Paradise to Landscape: Los Angeles in the 1970s

Friday 13 May 2022
5:30 pm - 6:30 pm
Screening Room, Somerset House

#17 CHROMA 1979-2019 © Grey Crawford – courtesy of the artist

Conceptual artist Grey Crawford talks to author, curator, professor, and museum director William A. Ewing about his work.

Please note, talk tickets do not include admission to the Fair, you must have a day ticket to attend the talk.

 

Grey Crawford

Grey was born (1951) and raised in Southern California, USA, and was one of the first West Coast artists who challenged the photographic medium through his darkroom experiments with both black and white and color photography. After receiving his BA degree from the Rochester Institute of Technology, he attended the Claremont Graduate University. It was during these years, 1975-85, where Crawford’s main bodies of works, Umbra, El Mirage and Chroma were created. Inspired by the rectangular shapes used by the California hard edge painters John McLaughlin and Karl Benjamin. He uniquely infused these geometric forms into his Umbra series by utilizing various masking techniques learned in his studies at RIT. Grey Crawford’s Chroma series marks for the first time one of the earliest experimentations of manipulating color in the darkroom on photographic paper. This rich archive of works was only recently rediscovered in 2017 after being hidden for the past 40 years. It has now been published in several books and incorporated into the collections of the Getty Museum, Albright-Knox Art Gallery, and the Turku Museum in Finland, as well as in other major private collections. 

 

William A. Ewing

William is a curator, author, and was for many years the director of the Musée de l’Elysée, Lausanne. His fifty years of experience are split equally between North America and Europe. Ewing’s exhibitions have been shown at hundreds of museums world-wide, including MoMA, New York; the Art Gallery of Ontario, Toronto;  the Centre Pompidou, Paris; the Serpentine, Hayward and Barbican Galleries, London; the National Gallery of Victoria, Melbourne; the Setagaya Museum, Tokyo, and many others. His many books have tackled major themes like the human body, dance, landscape, the flower, and portraiture, and have been published in many language editions.

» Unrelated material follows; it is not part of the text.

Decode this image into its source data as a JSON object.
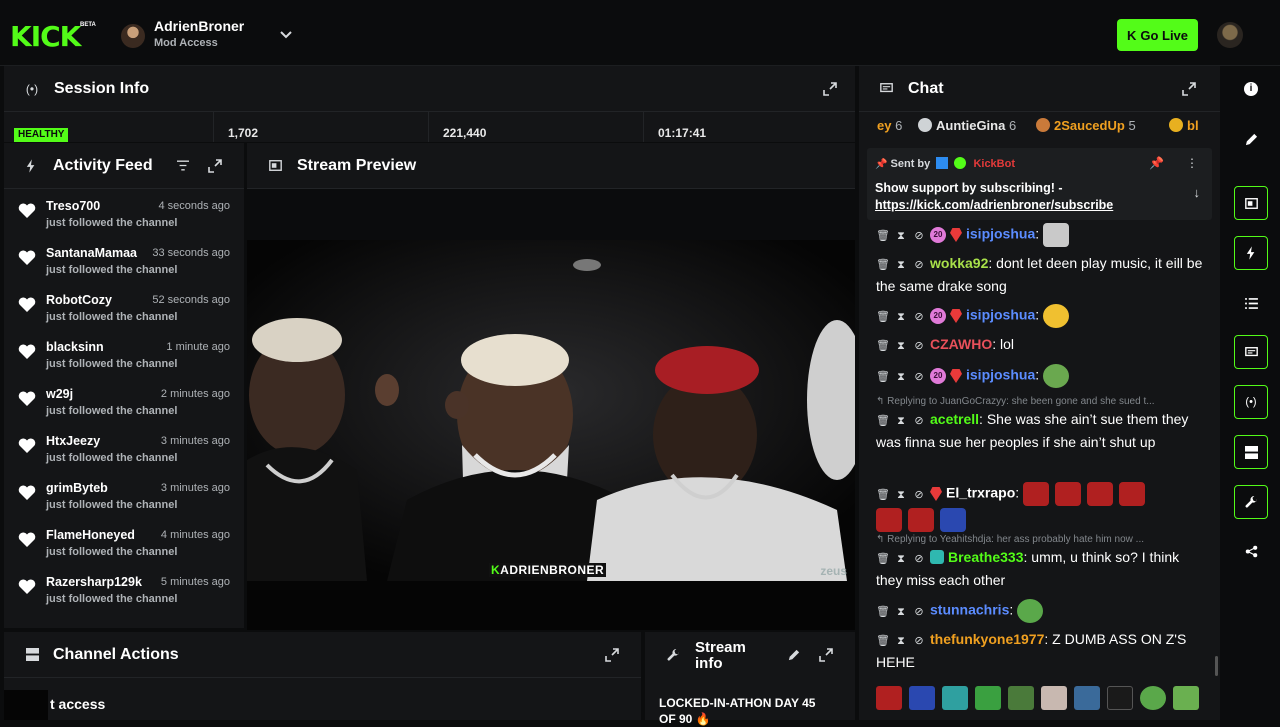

He is currently a consultant with Thames & Hudson, the curator of the Carène Foundation, Switzerland, a guest curator with the Foundation for the Exhibition of Photography, Minneapolis & Lausanne, and the director of The Todi Circle, Umbria. Ewing is an Officer of the French Republic’s Ordre des Arts et des Lettres, and the recipient of the Outstanding Award for Service to Photography given by the Royal Photographic Society. He is currently working on a major survey of the mountain in photography to be published by Thames & Hudson in 2024.